Mais oui, Maintenant je me rappelle. Bon sang, mais c’est bien sûr ! Perpignan, St-Jean, la « villa », bien avant les cuisines, il y a tellement longtemps ! Ils vivaient avec moi là-bas.
Ah, ça alors, je n’aurais jamais cru les revoir un jour. C’est vraiment incroyable !
Cette révélation m’a permis de me rassurer. S’ils étaient ici depuis tout ce temps, c’est que rien de grave ne pouvait m’arriver.
Bon d’accord, mais j’ai conservé mon « regard qui tue » pour Dominique, ça devrait l’impressionner, on sait jamais (disons que ça la fait plutôt rigoler, mais bon ...). Je lui ai montré toute la panoplie de mes expressions, le grand jeu.
Et puis, je me suis intéressée à ce qu’elle faisait, à ses activités. Il y a plein de nouveautés pour moi, mais c’est drôlement intéressant. Je vous raconterai tout ça, un autre jour.
Et enfin, un beau jour, je me suis laissée caresser. J’étais un peu tendue, j’ai légèrement soufflé mais tout s’est finalement bien passé. Maintenant, j’accepte assez bien sa main et je vais à sa rencontre, la queue dressée.
Du haut de l’étage où je vis, j’ai aperçu d’autres félins, qui ont l’air plutôt sympa. Je n'ose pas encore descendre. Mais mes vrais copains ici ce sont Elwë et Siryon, je ne les quitte plus, ils sont tellement gentils avec moi.
J’ai aussi aperçu un grand animal à 4 pattes qu’on appelle une chienne. Celle-là elle me fait peur même si Dominique dit qu’elle ne me fera rien (nota : elle est adorable !).
Voici, en quelques mots le résumé de ma nouvelle vie.
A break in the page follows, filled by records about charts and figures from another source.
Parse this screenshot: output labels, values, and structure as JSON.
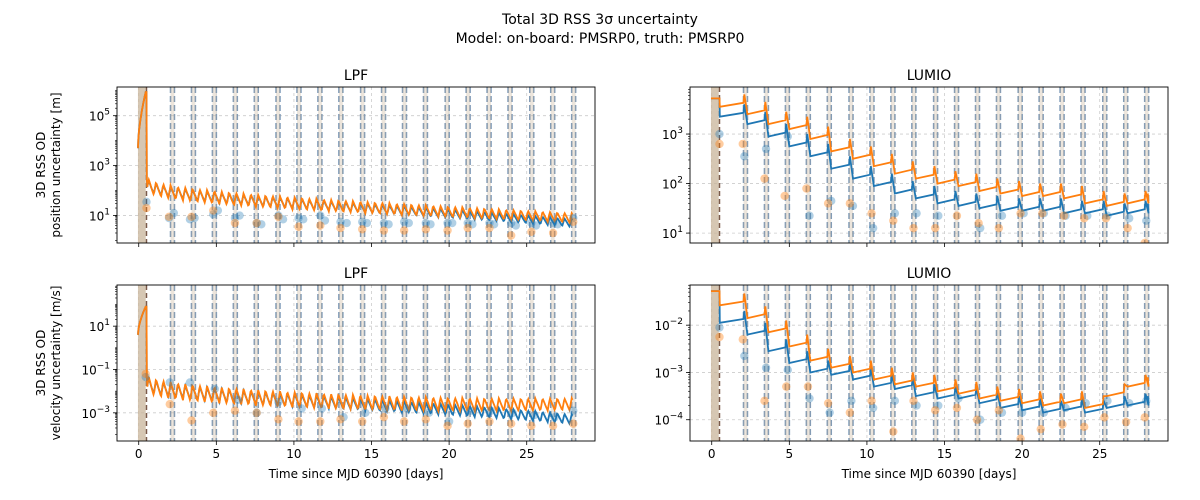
{
  "figure": {
    "title_line1": "Total 3D RSS 3σ uncertainty",
    "title_line2": "Model: on-board: PMSRP0, truth: PMSRP0"
  },
  "chart_data": [
    {
      "type": "line",
      "title": "LPF",
      "ylabel_lines": [
        "3D RSS OD",
        "position uncertainty [m]"
      ],
      "xlabel": "",
      "xlim": [
        -1.4,
        29.4
      ],
      "ylim_log10": [
        -0.1,
        6.15
      ],
      "yscale": "log",
      "xticks": [
        0,
        5,
        10,
        15,
        20,
        25
      ],
      "xtick_labels_visible": false,
      "yticks_exp": [
        1,
        3,
        5
      ],
      "ytick_labels": [
        "10",
        "10",
        "10"
      ],
      "ytick_sups": [
        "1",
        "3",
        "5"
      ],
      "gen": {
        "model": "lpf",
        "logStart": 3.7,
        "logPeak": 5.95,
        "blue_end": 0.7,
        "orange_end": 0.9,
        "blue_osc": 0.45,
        "orange_osc": 0.55,
        "plateau": 2.3,
        "decay_to": 1.0,
        "period": 0.47
      },
      "markers": {
        "blue": [
          [
            1.95,
            0.9
          ],
          [
            2.26,
            1.1
          ],
          [
            3.3,
            0.85
          ],
          [
            3.6,
            0.9
          ],
          [
            4.8,
            1.05
          ],
          [
            5.1,
            1.2
          ],
          [
            6.2,
            0.9
          ],
          [
            6.5,
            1.0
          ],
          [
            7.6,
            0.7
          ],
          [
            7.9,
            0.65
          ],
          [
            9.0,
            1.0
          ],
          [
            9.3,
            0.85
          ],
          [
            10.3,
            0.9
          ],
          [
            10.6,
            0.85
          ],
          [
            11.7,
            1.0
          ],
          [
            12.0,
            0.8
          ],
          [
            13.0,
            0.75
          ],
          [
            13.4,
            0.7
          ],
          [
            14.4,
            0.75
          ],
          [
            14.7,
            0.7
          ],
          [
            15.8,
            0.7
          ],
          [
            16.1,
            0.65
          ],
          [
            17.1,
            0.75
          ],
          [
            17.4,
            0.7
          ],
          [
            18.5,
            0.7
          ],
          [
            18.8,
            0.65
          ],
          [
            19.9,
            0.7
          ],
          [
            20.2,
            0.7
          ],
          [
            21.2,
            0.7
          ],
          [
            21.5,
            0.65
          ],
          [
            22.6,
            0.7
          ],
          [
            22.9,
            0.65
          ],
          [
            24.0,
            0.7
          ],
          [
            24.3,
            0.6
          ],
          [
            25.3,
            0.7
          ],
          [
            25.6,
            0.6
          ],
          [
            26.7,
            0.7
          ],
          [
            27.0,
            0.65
          ],
          [
            28.0,
            0.9
          ],
          [
            0.5,
            1.55
          ]
        ],
        "orange": [
          [
            0.5,
            1.3
          ],
          [
            1.95,
            0.95
          ],
          [
            3.4,
            0.95
          ],
          [
            4.8,
            1.2
          ],
          [
            6.2,
            0.7
          ],
          [
            7.6,
            0.7
          ],
          [
            9.0,
            0.95
          ],
          [
            10.3,
            0.55
          ],
          [
            11.7,
            0.6
          ],
          [
            13.0,
            0.5
          ],
          [
            14.4,
            0.45
          ],
          [
            15.8,
            0.4
          ],
          [
            17.1,
            0.4
          ],
          [
            18.5,
            0.45
          ],
          [
            19.9,
            0.4
          ],
          [
            21.2,
            0.5
          ],
          [
            22.6,
            0.5
          ],
          [
            24.0,
            0.2
          ],
          [
            25.3,
            0.35
          ],
          [
            26.7,
            0.3
          ],
          [
            28.0,
            0.75
          ]
        ]
      }
    },
    {
      "type": "line",
      "title": "LUMIO",
      "ylabel_lines": [],
      "xlabel": "",
      "xlim": [
        -1.4,
        29.4
      ],
      "ylim_log10": [
        0.8,
        3.95
      ],
      "yscale": "log",
      "xticks": [
        0,
        5,
        10,
        15,
        20,
        25
      ],
      "xtick_labels_visible": false,
      "yticks_exp": [
        1,
        2,
        3
      ],
      "ytick_labels": [
        "10",
        "10",
        "10"
      ],
      "ytick_sups": [
        "1",
        "2",
        "3"
      ],
      "gen": {
        "model": "lumio",
        "start": 3.72,
        "drop": 3.35,
        "blue_levels": [
          3.35,
          3.2,
          2.95,
          2.75,
          2.55,
          2.3,
          2.1,
          1.95,
          1.8,
          1.7,
          1.6,
          1.55,
          1.5,
          1.45,
          1.45,
          1.45,
          1.4,
          1.4,
          1.35,
          1.4
        ],
        "orange_levels": [
          3.55,
          3.4,
          3.2,
          3.1,
          2.9,
          2.65,
          2.5,
          2.35,
          2.2,
          2.1,
          2.0,
          1.95,
          1.85,
          1.8,
          1.75,
          1.75,
          1.7,
          1.6,
          1.55,
          1.6
        ]
      },
      "markers": {
        "blue": [
          [
            0.5,
            3.0
          ],
          [
            2.1,
            2.55
          ],
          [
            3.5,
            2.7
          ],
          [
            4.9,
            2.95
          ],
          [
            6.3,
            1.35
          ],
          [
            7.7,
            1.65
          ],
          [
            9.1,
            1.55
          ],
          [
            10.4,
            1.1
          ],
          [
            11.8,
            1.4
          ],
          [
            13.2,
            1.4
          ],
          [
            14.6,
            1.35
          ],
          [
            15.9,
            0.72
          ],
          [
            17.3,
            1.1
          ],
          [
            18.7,
            1.35
          ],
          [
            20.1,
            1.4
          ],
          [
            21.4,
            1.4
          ],
          [
            22.8,
            1.35
          ],
          [
            24.2,
            1.35
          ],
          [
            25.5,
            1.35
          ],
          [
            26.9,
            1.3
          ],
          [
            28.0,
            1.25
          ]
        ],
        "orange": [
          [
            0.5,
            2.8
          ],
          [
            2.0,
            2.8
          ],
          [
            3.4,
            2.1
          ],
          [
            4.7,
            1.75
          ],
          [
            6.1,
            1.9
          ],
          [
            7.5,
            1.6
          ],
          [
            8.9,
            1.6
          ],
          [
            10.3,
            1.4
          ],
          [
            11.7,
            1.25
          ],
          [
            13.0,
            1.1
          ],
          [
            14.4,
            1.1
          ],
          [
            15.8,
            1.35
          ],
          [
            17.2,
            1.2
          ],
          [
            18.5,
            1.1
          ],
          [
            19.9,
            1.4
          ],
          [
            21.3,
            1.4
          ],
          [
            22.7,
            1.35
          ],
          [
            24.0,
            1.3
          ],
          [
            25.4,
            1.3
          ],
          [
            26.8,
            1.1
          ],
          [
            27.9,
            0.8
          ]
        ]
      }
    },
    {
      "type": "line",
      "title": "LPF",
      "ylabel_lines": [
        "3D RSS OD",
        "velocity uncertainty [m/s]"
      ],
      "xlabel": "Time since MJD 60390 [days]",
      "xlim": [
        -1.4,
        29.4
      ],
      "ylim_log10": [
        -4.3,
        2.9
      ],
      "yscale": "log",
      "xticks": [
        0,
        5,
        10,
        15,
        20,
        25
      ],
      "xtick_labels_visible": true,
      "yticks_exp": [
        -3,
        -1,
        1
      ],
      "ytick_labels": [
        "10",
        "10",
        "10"
      ],
      "ytick_sups": [
        "−3",
        "−1",
        "1"
      ],
      "gen": {
        "model": "lpf",
        "logStart": 0.6,
        "logPeak": 1.9,
        "blue_end": -3.3,
        "orange_end": -2.6,
        "blue_osc": 0.65,
        "orange_osc": 0.8,
        "plateau": -1.6,
        "decay_to": -2.9,
        "period": 0.47
      },
      "markers": {
        "blue": [
          [
            0.45,
            -1.35
          ],
          [
            2.0,
            -1.6
          ],
          [
            3.3,
            -1.6
          ],
          [
            4.9,
            -1.9
          ],
          [
            6.4,
            -2.4
          ],
          [
            7.6,
            -3.0
          ],
          [
            9.0,
            -2.5
          ],
          [
            10.5,
            -2.8
          ],
          [
            11.8,
            -2.8
          ],
          [
            13.2,
            -3.2
          ],
          [
            14.6,
            -3.0
          ],
          [
            15.9,
            -2.8
          ],
          [
            17.3,
            -2.8
          ],
          [
            18.7,
            -3.0
          ],
          [
            20.0,
            -3.4
          ],
          [
            21.4,
            -2.9
          ],
          [
            22.7,
            -2.9
          ],
          [
            24.1,
            -3.0
          ],
          [
            25.5,
            -3.1
          ],
          [
            26.8,
            -3.2
          ],
          [
            28.0,
            -2.9
          ]
        ],
        "orange": [
          [
            0.45,
            -1.2
          ],
          [
            2.0,
            -2.6
          ],
          [
            3.4,
            -3.35
          ],
          [
            4.8,
            -3.0
          ],
          [
            6.2,
            -2.9
          ],
          [
            7.6,
            -3.0
          ],
          [
            9.0,
            -3.3
          ],
          [
            10.3,
            -3.4
          ],
          [
            11.7,
            -3.4
          ],
          [
            13.0,
            -3.3
          ],
          [
            14.4,
            -3.4
          ],
          [
            15.8,
            -3.2
          ],
          [
            17.1,
            -3.4
          ],
          [
            18.5,
            -3.3
          ],
          [
            19.9,
            -3.6
          ],
          [
            21.2,
            -3.5
          ],
          [
            22.6,
            -3.4
          ],
          [
            24.0,
            -3.5
          ],
          [
            25.3,
            -3.6
          ],
          [
            26.7,
            -3.6
          ],
          [
            28.0,
            -3.5
          ]
        ]
      }
    },
    {
      "type": "line",
      "title": "LUMIO",
      "ylabel_lines": [],
      "xlabel": "Time since MJD 60390 [days]",
      "xlim": [
        -1.4,
        29.4
      ],
      "ylim_log10": [
        -4.45,
        -1.15
      ],
      "yscale": "log",
      "xticks": [
        0,
        5,
        10,
        15,
        20,
        25
      ],
      "xtick_labels_visible": true,
      "yticks_exp": [
        -4,
        -3,
        -2
      ],
      "ytick_labels": [
        "10",
        "10",
        "10"
      ],
      "ytick_sups": [
        "−4",
        "−3",
        "−2"
      ],
      "gen": {
        "model": "lumio",
        "start": -1.28,
        "drop": -1.58,
        "blue_levels": [
          -1.95,
          -2.2,
          -2.55,
          -2.8,
          -3.0,
          -3.05,
          -3.15,
          -3.3,
          -3.35,
          -3.5,
          -3.55,
          -3.55,
          -3.65,
          -3.75,
          -3.8,
          -3.85,
          -3.8,
          -3.85,
          -3.75,
          -3.7
        ],
        "orange_levels": [
          -1.58,
          -1.85,
          -2.15,
          -2.45,
          -2.75,
          -2.9,
          -3.0,
          -3.15,
          -3.25,
          -3.3,
          -3.4,
          -3.45,
          -3.55,
          -3.6,
          -3.65,
          -3.7,
          -3.65,
          -3.75,
          -3.5,
          -3.3
        ]
      },
      "markers": {
        "blue": [
          [
            0.5,
            -2.05
          ],
          [
            2.1,
            -2.65
          ],
          [
            3.5,
            -2.9
          ],
          [
            4.9,
            -2.95
          ],
          [
            6.3,
            -3.55
          ],
          [
            7.6,
            -3.85
          ],
          [
            9.0,
            -3.6
          ],
          [
            10.4,
            -3.75
          ],
          [
            11.8,
            -3.6
          ],
          [
            13.2,
            -3.7
          ],
          [
            14.6,
            -3.7
          ],
          [
            15.9,
            -3.55
          ],
          [
            17.3,
            -4.0
          ],
          [
            18.7,
            -3.85
          ],
          [
            20.0,
            -3.85
          ],
          [
            21.4,
            -3.85
          ],
          [
            22.8,
            -3.75
          ],
          [
            24.1,
            -3.65
          ],
          [
            25.5,
            -3.6
          ],
          [
            26.9,
            -3.65
          ],
          [
            28.0,
            -3.6
          ]
        ],
        "orange": [
          [
            0.5,
            -2.25
          ],
          [
            2.0,
            -2.3
          ],
          [
            3.4,
            -3.6
          ],
          [
            4.8,
            -3.3
          ],
          [
            6.2,
            -3.3
          ],
          [
            7.5,
            -3.65
          ],
          [
            8.9,
            -3.85
          ],
          [
            10.3,
            -3.6
          ],
          [
            11.7,
            -4.25
          ],
          [
            13.0,
            -3.6
          ],
          [
            14.4,
            -3.8
          ],
          [
            15.8,
            -3.75
          ],
          [
            17.1,
            -4.0
          ],
          [
            18.5,
            -3.8
          ],
          [
            19.9,
            -4.4
          ],
          [
            21.2,
            -4.2
          ],
          [
            22.6,
            -4.1
          ],
          [
            24.0,
            -4.15
          ],
          [
            25.3,
            -3.95
          ],
          [
            26.7,
            -4.05
          ],
          [
            27.9,
            -3.95
          ]
        ]
      }
    }
  ],
  "observation_windows": [
    [
      2.05,
      2.3
    ],
    [
      3.4,
      3.65
    ],
    [
      4.75,
      5.0
    ],
    [
      6.1,
      6.35
    ],
    [
      7.45,
      7.7
    ],
    [
      8.85,
      9.1
    ],
    [
      10.2,
      10.45
    ],
    [
      11.55,
      11.8
    ],
    [
      12.9,
      13.15
    ],
    [
      14.3,
      14.55
    ],
    [
      15.65,
      15.9
    ],
    [
      17.0,
      17.25
    ],
    [
      18.35,
      18.6
    ],
    [
      19.75,
      20.0
    ],
    [
      21.1,
      21.35
    ],
    [
      22.45,
      22.7
    ],
    [
      23.8,
      24.05
    ],
    [
      25.2,
      25.45
    ],
    [
      26.55,
      26.8
    ],
    [
      27.9,
      28.15
    ]
  ],
  "shaded_interval": [
    -0.05,
    0.45
  ],
  "colors": {
    "blue": "#1f77b4",
    "orange": "#ff7f0e",
    "window_line": "#6f8fb0",
    "shade": "#c8b49a",
    "grid": "#cccccc",
    "start_line": "#7a5a4a"
  }
}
Je vous le dis, je me sens bien.
Mais je n’oublie pas mes amis de St-Jean, ni mes chères « nourrisseuses ». J’espère qu’elles viendront bientôt me voir ici, je les retrouverai avec plaisir.
Par contre si j’attrape le fichu coquin qui m’a déguisée de la sorte au début de l'article, je voudrais bien lui dire deux « miaous » entre quat’ z’yeux. On a sa fierté de minette !"
"Chers amis lecteurs, pour vous tous,
pour vos proches humains et animaux,
pour mes anciens compagnons de l’hôpital,
pour ceux qui sont encore trop nombreux dans la rue ou dans les refuges,
je souhaite à tous le bonheur et un bon foyer pour l’année à venir,
qu’ils aient la chance que j’ai rencontrée cette année."